Returns:	Return value of the query_strategy function. Should be the indices of the instances from the pool chosen to be labelled and the instances themselves. Can be different in other cases, for instance only the instance to be labelled upon query synthesis.

rebag(**fit_kwargs) → None¶

Refits every learner with a dataset bootstrapped from its training instances. Contrary to .bag(), it bootstraps the training data for each learner based on its own examples.

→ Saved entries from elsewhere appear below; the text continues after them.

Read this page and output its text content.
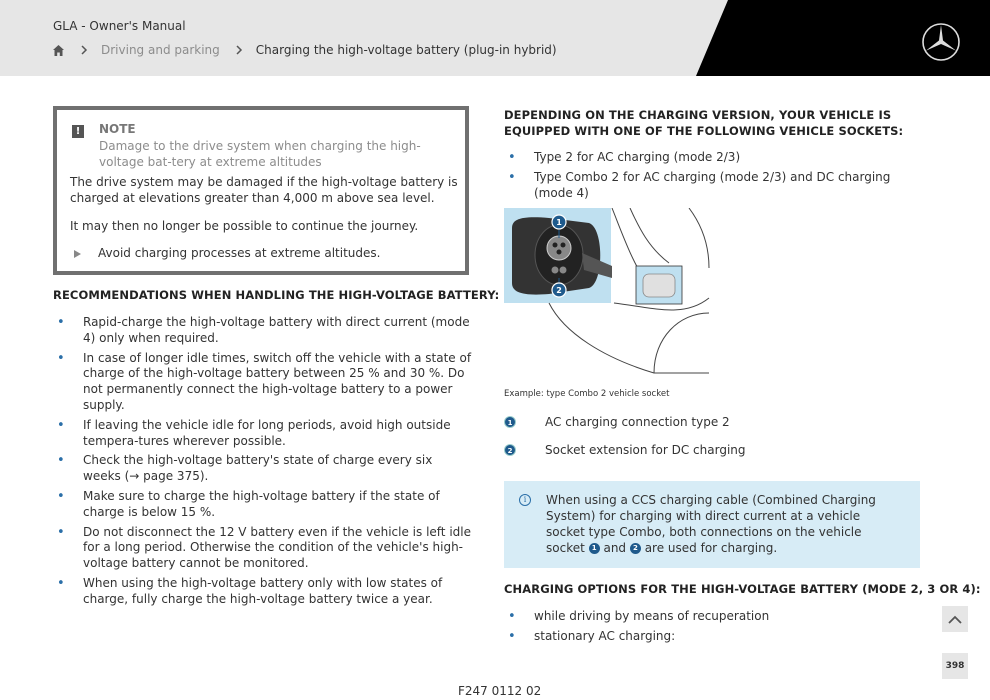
GLA - Owner's Manual
Driving and parking	Charging the high-voltage battery (plug-in hybrid)
!	NOTE
Damage to the drive system when charging the high-voltage bat-tery at extreme altitudes
The drive system may be damaged if the high-voltage battery is charged at elevations greater than 4,000 m above sea level.
It may then no longer be possible to continue the journey.
Avoid charging processes at extreme altitudes.
RECOMMENDATIONS WHEN HANDLING THE HIGH-VOLTAGE BATTERY:
• Rapid-charge the high-voltage battery with direct current (mode 4) only when required.
• In case of longer idle times, switch off the vehicle with a state of charge of the high-voltage battery between 25 % and 30 %. Do not permanently connect the high-voltage battery to a power supply.
• If leaving the vehicle idle for long periods, avoid high outside tempera-tures wherever possible.
• Check the high-voltage battery's state of charge every six weeks (→ page 375).
• Make sure to charge the high-voltage battery if the state of charge is below 15 %.
• Do not disconnect the 12 V battery even if the vehicle is left idle for a long period. Otherwise the condition of the vehicle's high-voltage battery cannot be monitored.
• When using the high-voltage battery only with low states of charge, fully charge the high-voltage battery twice a year.
DEPENDING ON THE CHARGING VERSION, YOUR VEHICLE IS EQUIPPED WITH ONE OF THE FOLLOWING VEHICLE SOCKETS:
• Type 2 for AC charging (mode 2/3)
• Type Combo 2 for AC charging (mode 2/3) and DC charging (mode 4)
1
2
Example: type Combo 2 vehicle socket
1	AC charging connection type 2
2	Socket extension for DC charging
i	When using a CCS charging cable (Combined Charging System) for charging with direct current at a vehicle socket type Combo, both connections on the vehicle socket 1 and 2 are used for charging.
CHARGING OPTIONS FOR THE HIGH-VOLTAGE BATTERY (MODE 2, 3 OR 4):
• while driving by means of recuperation
• stationary AC charging:
398
F247 0112 02
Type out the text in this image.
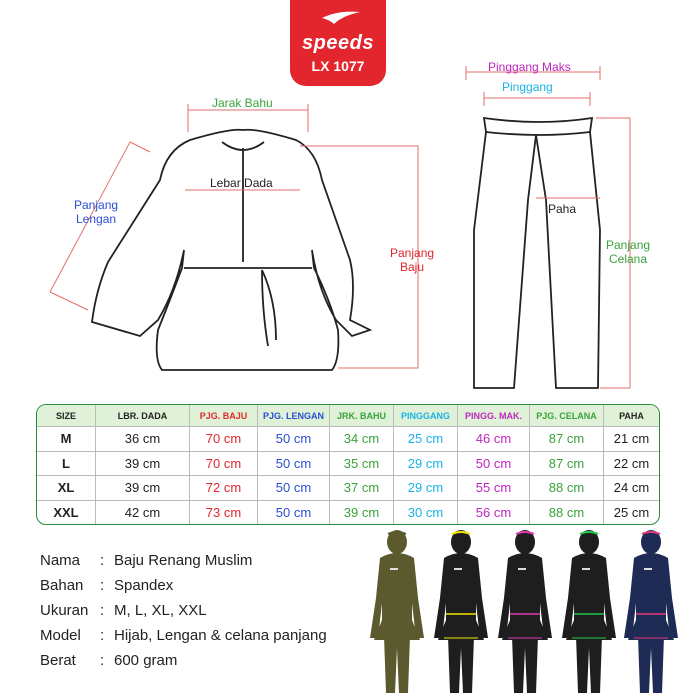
speeds
LX 1077
Jarak Bahu
Lebar Dada
Panjang
Lengan
Panjang
Baju
Pinggang Maks
Pinggang
Paha
Panjang
Celana
SIZE	LBR. DADA	PJG. BAJU	PJG. LENGAN	JRK. BAHU	PINGGANG	PINGG. MAK.	PJG. CELANA	PAHA
M	36 cm	70 cm	50 cm	34 cm	25 cm	46 cm	87 cm	21 cm
L	39 cm	70 cm	50 cm	35 cm	29 cm	50 cm	87 cm	22 cm
XL	39 cm	72 cm	50 cm	37 cm	29 cm	55 cm	88 cm	24 cm
XXL	42 cm	73 cm	50 cm	39 cm	30 cm	56 cm	88 cm	25 cm
Nama	: Baju Renang Muslim
Bahan	: Spandex
Ukuran : M, L, XL, XXL
Model	: Hijab, Lengan & celana panjang
Berat	: 600 gram
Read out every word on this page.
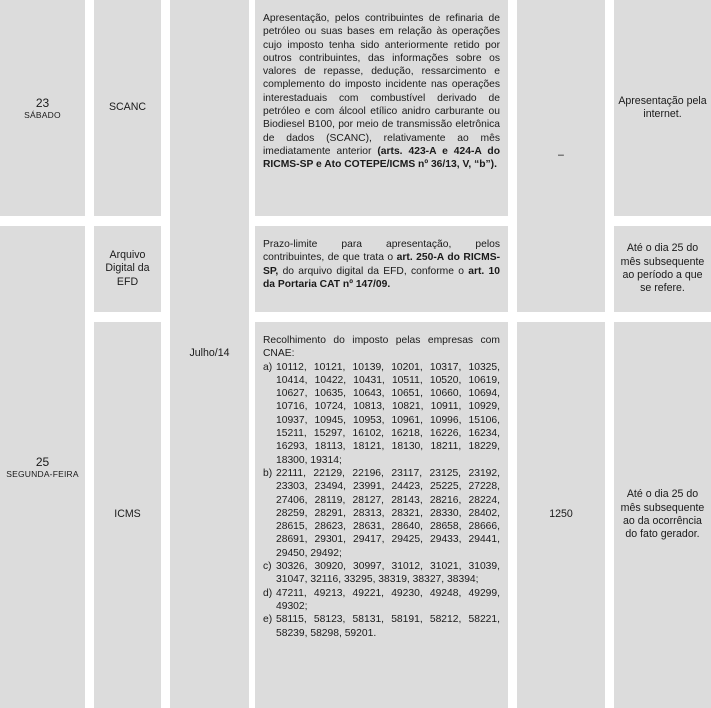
23
SÁBADO
25
SEGUNDA-FEIRA
SCANC
Arquivo Digital da EFD
ICMS
Julho/14
Apresentação, pelos contribuintes de refinaria de petróleo ou suas bases em relação às operações cujo imposto tenha sido anteriormente retido por outros contribuintes, das informações sobre os valores de repasse, dedução, ressarcimento e complemento do imposto incidente nas operações interestaduais com combustível derivado de petróleo e com álcool etílico anidro carburante ou Biodiesel B100, por meio de transmissão eletrônica de dados (SCANC), relativamente ao mês imediatamente anterior (arts. 423-A e 424-A do RICMS-SP e Ato COTEPE/ICMS nº 36/13, V, “b”).
Prazo-limite para apresentação, pelos contribuintes, de que trata o art. 250-A do RICMS-SP, do arquivo digital da EFD, conforme o art. 10 da Portaria CAT nº 147/09.
Recolhimento do imposto pelas empresas com CNAE:
a) 10112, 10121, 10139, 10201, 10317, 10325, 10414, 10422, 10431, 10511, 10520, 10619, 10627, 10635, 10643, 10651, 10660, 10694, 10716, 10724, 10813, 10821, 10911, 10929, 10937, 10945, 10953, 10961, 10996, 15106, 15211, 15297, 16102, 16218, 16226, 16234, 16293, 18113, 18121, 18130, 18211, 18229, 18300, 19314;
b) 22111, 22129, 22196, 23117, 23125, 23192, 23303, 23494, 23991, 24423, 25225, 27228, 27406, 28119, 28127, 28143, 28216, 28224, 28259, 28291, 28313, 28321, 28330, 28402, 28615, 28623, 28631, 28640, 28658, 28666, 28691, 29301, 29417, 29425, 29433, 29441, 29450, 29492;
c) 30326, 30920, 30997, 31012, 31021, 31039, 31047, 32116, 33295, 38319, 38327, 38394;
d) 47211, 49213, 49221, 49230, 49248, 49299, 49302;
e) 58115, 58123, 58131, 58191, 58212, 58221, 58239, 58298, 59201.
–
1250
Apresentação pela internet.
Até o dia 25 do mês subsequente ao período a que se refere.
Até o dia 25 do mês subsequente ao da ocorrência do fato gerador.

Parameters:	**fit_kwargs – Keyword arguments to be passed to the fit method of the predictor.

teach(X: Union[list, numpy.ndarray, scipy.sparse.csr.csr_matrix], y: Union[list, numpy.ndarray, scipy.sparse.csr.csr_matrix], bootstrap: bool = False, only_new: bool = False, **fit_kwargs) → None¶

Adds X and y to the known training data for each learner and retrains learners with the augmented dataset.

Parameters:

X – The new samples for which the labels are supplied by the expert.
y – Labels corresponding to the new instances in X.
bootstrap – If True, trains each learner on a bootstrapped set. Useful when building the ensemble by bagging.
only_new – If True, the model is retrained using only X and y, ignoring the previously provided examples.
**fit_kwargs – Keyword arguments to be passed to the fit method of the predictor.

vote(X: Union[list, numpy.ndarray, scipy.sparse.csr.csr_matrix], **predict_kwargs)[source]¶

Predicts the values for the supplied data for each regressor in the CommitteeRegressor.

Parameters:	X – The samples to cast votes. **predict_kwargs – Keyword arguments to be passed to `predict()` of the learners.
Returns:	The predicted value for each regressor in the CommitteeRegressor and each sample in X.